Speaking to VOA, he said the investigation was launched in 2013 after Communications Minister Lambert Mende heard accusations about the service.

Kizito said he does not know who denounced what exactly, but there was information indicating serious corruption and fraud and Mende sent a letter about this to the Justice Ministry.

Initiating an investigation

This led to the state prosecutor sending a team of investigators to Katanga in September 2013. According to Kizito, the team managed in only 10 days to recover some $700 million in unpaid customs and other taxes. He said the team was then recalled to Kinshasa, though, before it had examined most of the relevant documents for the period.

Mende confirmed to VOA he initiated the investigators’ mission to Katanga.

“I don’t know if they recovered any money”, he said. "They did identify large amounts of tax owed that had not been paid, but the mission was terminated abruptly, we don’t know by whom. Anyway, it would be worth reopening the inquiry.”
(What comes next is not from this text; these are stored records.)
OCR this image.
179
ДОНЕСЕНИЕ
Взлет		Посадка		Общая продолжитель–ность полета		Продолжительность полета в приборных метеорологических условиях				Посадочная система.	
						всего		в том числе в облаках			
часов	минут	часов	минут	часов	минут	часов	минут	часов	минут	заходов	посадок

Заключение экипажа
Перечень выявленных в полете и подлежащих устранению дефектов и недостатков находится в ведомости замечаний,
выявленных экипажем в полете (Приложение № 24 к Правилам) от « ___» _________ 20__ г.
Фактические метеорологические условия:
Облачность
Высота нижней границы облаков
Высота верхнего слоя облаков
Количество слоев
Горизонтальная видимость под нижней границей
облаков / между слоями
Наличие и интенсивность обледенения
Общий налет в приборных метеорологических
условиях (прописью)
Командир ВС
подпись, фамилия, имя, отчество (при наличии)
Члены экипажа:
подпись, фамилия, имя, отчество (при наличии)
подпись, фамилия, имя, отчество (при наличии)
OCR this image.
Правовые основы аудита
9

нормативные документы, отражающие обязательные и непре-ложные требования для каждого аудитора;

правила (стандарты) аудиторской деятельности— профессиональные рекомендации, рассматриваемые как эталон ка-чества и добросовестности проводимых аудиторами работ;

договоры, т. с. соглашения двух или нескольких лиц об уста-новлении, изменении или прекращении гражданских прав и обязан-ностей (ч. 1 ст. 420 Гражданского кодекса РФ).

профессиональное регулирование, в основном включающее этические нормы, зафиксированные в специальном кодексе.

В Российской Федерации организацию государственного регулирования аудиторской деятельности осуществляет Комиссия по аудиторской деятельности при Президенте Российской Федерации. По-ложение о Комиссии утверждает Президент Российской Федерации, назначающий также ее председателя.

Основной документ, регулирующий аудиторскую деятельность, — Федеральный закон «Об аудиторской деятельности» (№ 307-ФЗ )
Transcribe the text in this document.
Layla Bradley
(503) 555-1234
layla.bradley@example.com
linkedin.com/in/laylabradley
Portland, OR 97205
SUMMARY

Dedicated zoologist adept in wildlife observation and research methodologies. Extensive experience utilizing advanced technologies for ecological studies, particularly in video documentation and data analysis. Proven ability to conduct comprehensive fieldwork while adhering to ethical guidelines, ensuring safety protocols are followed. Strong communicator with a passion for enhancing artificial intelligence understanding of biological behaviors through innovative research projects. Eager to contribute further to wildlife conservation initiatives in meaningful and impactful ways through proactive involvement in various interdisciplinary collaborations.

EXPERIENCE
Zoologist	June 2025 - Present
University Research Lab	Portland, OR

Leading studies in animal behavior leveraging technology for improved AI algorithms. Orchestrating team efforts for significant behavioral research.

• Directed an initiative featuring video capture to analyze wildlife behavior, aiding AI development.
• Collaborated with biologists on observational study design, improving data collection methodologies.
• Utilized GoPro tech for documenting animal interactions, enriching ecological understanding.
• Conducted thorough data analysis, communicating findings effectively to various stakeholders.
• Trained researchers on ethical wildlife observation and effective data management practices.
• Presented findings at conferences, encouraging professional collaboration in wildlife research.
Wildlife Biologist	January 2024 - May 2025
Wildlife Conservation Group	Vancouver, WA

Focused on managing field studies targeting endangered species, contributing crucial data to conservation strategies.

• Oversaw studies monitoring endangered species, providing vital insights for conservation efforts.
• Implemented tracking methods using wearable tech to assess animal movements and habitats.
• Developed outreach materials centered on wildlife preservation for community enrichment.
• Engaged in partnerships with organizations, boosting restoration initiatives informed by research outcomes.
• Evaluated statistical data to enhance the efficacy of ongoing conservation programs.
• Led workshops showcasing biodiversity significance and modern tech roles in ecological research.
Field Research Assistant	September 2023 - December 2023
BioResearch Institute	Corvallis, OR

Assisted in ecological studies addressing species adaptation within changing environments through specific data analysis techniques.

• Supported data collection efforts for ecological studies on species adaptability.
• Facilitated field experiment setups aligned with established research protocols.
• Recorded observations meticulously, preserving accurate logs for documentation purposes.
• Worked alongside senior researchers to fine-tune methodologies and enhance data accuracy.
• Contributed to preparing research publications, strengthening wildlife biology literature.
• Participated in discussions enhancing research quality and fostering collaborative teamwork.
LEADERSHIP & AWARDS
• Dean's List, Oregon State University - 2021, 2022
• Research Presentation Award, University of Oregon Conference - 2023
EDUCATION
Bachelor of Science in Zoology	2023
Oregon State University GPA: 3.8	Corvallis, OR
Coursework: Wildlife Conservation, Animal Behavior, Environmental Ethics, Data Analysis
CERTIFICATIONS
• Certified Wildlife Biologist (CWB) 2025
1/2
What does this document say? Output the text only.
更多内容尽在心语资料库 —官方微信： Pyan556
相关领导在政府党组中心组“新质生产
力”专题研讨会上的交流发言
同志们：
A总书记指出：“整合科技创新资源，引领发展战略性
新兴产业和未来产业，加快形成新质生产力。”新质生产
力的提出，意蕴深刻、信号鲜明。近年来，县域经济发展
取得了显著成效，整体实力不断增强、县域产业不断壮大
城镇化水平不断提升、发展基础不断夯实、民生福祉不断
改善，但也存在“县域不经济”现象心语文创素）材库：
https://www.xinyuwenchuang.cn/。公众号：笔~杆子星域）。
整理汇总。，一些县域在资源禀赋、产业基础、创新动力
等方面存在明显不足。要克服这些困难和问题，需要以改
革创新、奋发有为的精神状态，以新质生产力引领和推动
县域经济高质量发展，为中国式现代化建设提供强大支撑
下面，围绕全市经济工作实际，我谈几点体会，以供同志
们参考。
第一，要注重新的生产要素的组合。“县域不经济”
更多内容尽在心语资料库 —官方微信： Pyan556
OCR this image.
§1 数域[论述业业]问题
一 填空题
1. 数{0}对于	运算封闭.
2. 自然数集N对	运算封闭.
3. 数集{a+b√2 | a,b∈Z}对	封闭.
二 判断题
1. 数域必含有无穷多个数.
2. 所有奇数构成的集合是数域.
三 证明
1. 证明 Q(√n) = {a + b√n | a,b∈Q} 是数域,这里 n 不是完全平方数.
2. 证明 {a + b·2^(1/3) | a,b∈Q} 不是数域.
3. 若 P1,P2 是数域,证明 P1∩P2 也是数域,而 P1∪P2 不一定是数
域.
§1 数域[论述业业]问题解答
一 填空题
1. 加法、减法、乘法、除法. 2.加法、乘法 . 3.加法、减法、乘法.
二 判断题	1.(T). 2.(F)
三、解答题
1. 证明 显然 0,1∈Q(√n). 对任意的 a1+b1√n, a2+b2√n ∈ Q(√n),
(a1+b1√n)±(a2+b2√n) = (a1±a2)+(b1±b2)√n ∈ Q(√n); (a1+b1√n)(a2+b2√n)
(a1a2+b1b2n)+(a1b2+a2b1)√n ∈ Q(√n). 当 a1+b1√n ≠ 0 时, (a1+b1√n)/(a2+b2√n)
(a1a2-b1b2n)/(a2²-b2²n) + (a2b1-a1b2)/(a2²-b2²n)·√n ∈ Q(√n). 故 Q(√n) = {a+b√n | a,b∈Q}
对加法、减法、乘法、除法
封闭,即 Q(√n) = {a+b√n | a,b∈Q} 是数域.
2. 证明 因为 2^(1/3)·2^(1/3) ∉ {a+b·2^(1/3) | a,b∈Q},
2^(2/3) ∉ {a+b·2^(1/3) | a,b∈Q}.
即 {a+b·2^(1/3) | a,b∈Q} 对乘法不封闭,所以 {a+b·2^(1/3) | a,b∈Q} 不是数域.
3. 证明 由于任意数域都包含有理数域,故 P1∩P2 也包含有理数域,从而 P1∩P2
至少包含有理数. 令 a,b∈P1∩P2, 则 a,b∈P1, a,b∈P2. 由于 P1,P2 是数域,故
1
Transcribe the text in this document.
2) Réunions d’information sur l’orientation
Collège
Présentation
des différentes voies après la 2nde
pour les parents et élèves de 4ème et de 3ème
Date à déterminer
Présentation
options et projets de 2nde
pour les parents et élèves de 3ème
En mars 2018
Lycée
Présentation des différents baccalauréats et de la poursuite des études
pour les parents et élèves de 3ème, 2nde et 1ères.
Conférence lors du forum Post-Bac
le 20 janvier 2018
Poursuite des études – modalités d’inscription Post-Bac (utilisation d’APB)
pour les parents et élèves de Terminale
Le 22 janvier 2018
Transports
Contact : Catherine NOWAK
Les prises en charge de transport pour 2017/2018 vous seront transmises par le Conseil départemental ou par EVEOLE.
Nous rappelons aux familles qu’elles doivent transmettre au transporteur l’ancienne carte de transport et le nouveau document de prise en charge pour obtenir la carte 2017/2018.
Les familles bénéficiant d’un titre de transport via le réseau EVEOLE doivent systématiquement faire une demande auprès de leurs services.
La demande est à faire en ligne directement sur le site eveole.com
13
Kizito said the team recovered more than $700 million, but he added that was far less than the estimated total that was owed.

“It was estimated to be $3 billion,” he said. “Two-hundred-seventy-nine businesses were implicated — all kinds of businesses including companies in mining, beverages, services, and import export.”

That much money would have been a hefty proportion of the annual state budget of about $8 billion, Kizito added, suggesting there might have been fraud on the same scale in the other 10 provinces.

He cautioned that some of the estimated $3 billion might have been legal tax avoidance, through transfer pricing and other means, rather than illegal tax evasion.

Following the dollar

He said this was for prosecutors to establish, however, and he said it was a pity the DRC’s first ever-tax investigation of this scale had not been pursued.

A spokesman for Congolese organization, the African Association for the Defense of Human Rights (ASADHO), said it had access to details of the 2013 inquiry.

An ASADHO activist from Katanga, Francois Katende, told VOA he could confirm that money had been recovered from companies in Katanga.

He said he has a list of 10 companies that made payments after ASADHO publicized the affair.

He also suggested that most of the $700 million was recovered from just two companies.

As for who called a halt to the investigation in 2013, Kizito, Katende and minister Mende all said they do not know who was responsible for that decision.

It is not clear how much money there is left to recover, or what has happened to any money that was recovered. It also is not clear if anyone in the customs service has been punished for the alleged fraud.